The fact that there is a significant difference in terms of both the reverse flap capsule rupture and the presence of diffuse synovitis in comparison with the control group supports the idea that these findings constitute a sign in the glenohumeral joint examination for the presence of bursal-sided tears. Advanced coracoacromial ligament degeneration is also associated with bursal-sided tears. 6,18 Although all of these findings were associated with bursal-sided tears, there was no significant correlation between the presence of a reverse flap tear and the presence of synovitis with coracoacromial ligament degeneration.
In the control group, four patients had synovitis and three patients had reverse flap. However, one of these seven patients had grade 1, four of them had grade 2, and two of them had grade 3 coracoacromial ligament degeneration. This situation suggests that impingement syndrome may have started to develop in these patients, but the bursal-sided rupture has not developed yet. And, that these patients may develop a bursal-sided tear in the future.

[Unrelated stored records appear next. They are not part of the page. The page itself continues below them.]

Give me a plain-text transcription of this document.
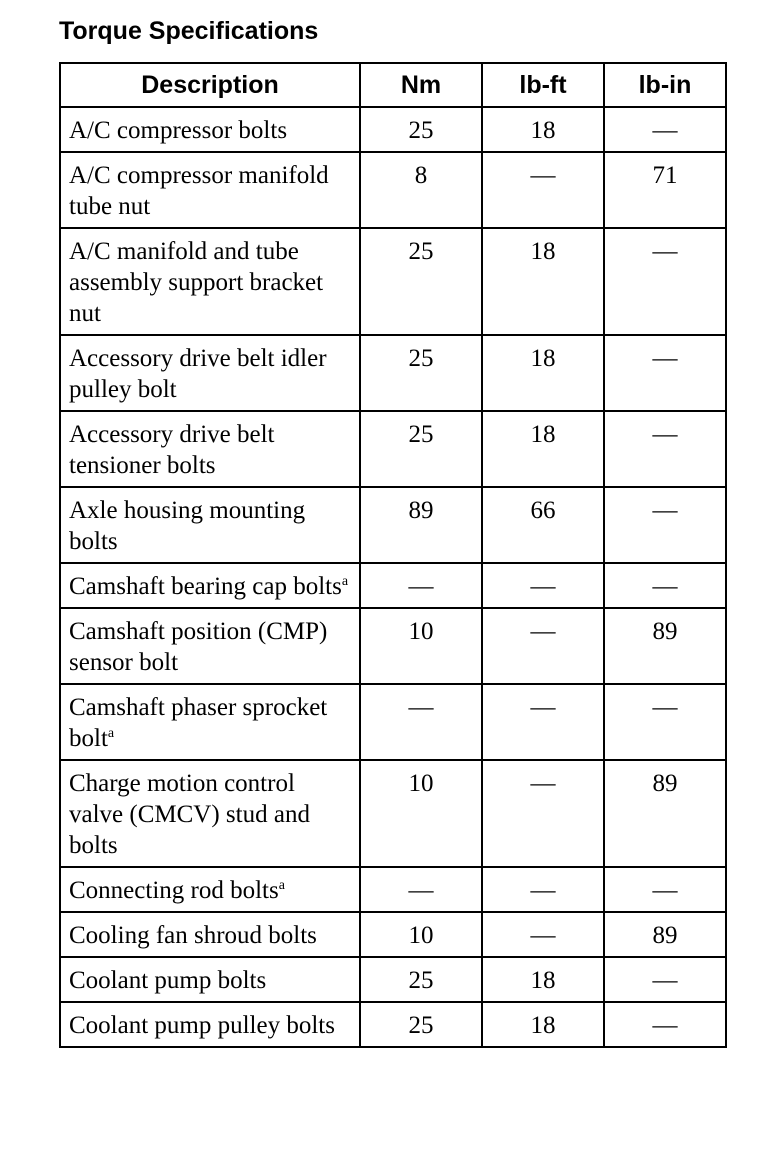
Torque Specifications
Description	Nm	lb-ft	lb-in
A/C compressor bolts	25	18	—
A/C compressor manifold tube nut	8	—	71
A/C manifold and tube assembly support bracket nut	25	18	—
Accessory drive belt idler pulley bolt	25	18	—
Accessory drive belt tensioner bolts	25	18	—
Axle housing mounting bolts	89	66	—
Camshaft bearing cap bolts$^a$	—	—	—
Camshaft position (CMP) sensor bolt	10	—	89
Camshaft phaser sprocket bolt$^a$	—	—	—
Charge motion control valve (CMCV) stud and bolts	10	—	89
Connecting rod bolts$^a$	—	—	—
Cooling fan shroud bolts	10	—	89
Coolant pump bolts	25	18	—
Coolant pump pulley bolts	25	18	—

This study has defined two different arthroscopic findings accompanying bursal-sided tears for the first time in literature. However, there are some limitations of this study. The clinical results were not evaluated and the study was designed retrospectively, although the data were collected prospectively. The number of patients in the groups is slightly lower. Besides these limitations, the distribution of patients in both groups were homogenous.
Conclusion
This study shows that the presence of reverse flap capsule tear and synovitis was associated with partial bursal-sided tears. Therefore, if the reverse flap capsule tear or synovitis is detected in the superior capsule during the glenohumeral joint examination, the rotator cuff should be evaluated in more detail during subacromial bursoscopy in order not to miss a bursal-sided partial cuff tear.
Footnotes
Declaration of conflicting interests
The author(s) declared no potential conflicts of interest with respect to the research, authorship, and/or publication of this article.
Funding
The author(s) received no financial support for the research, authorship, and/or publication of this article.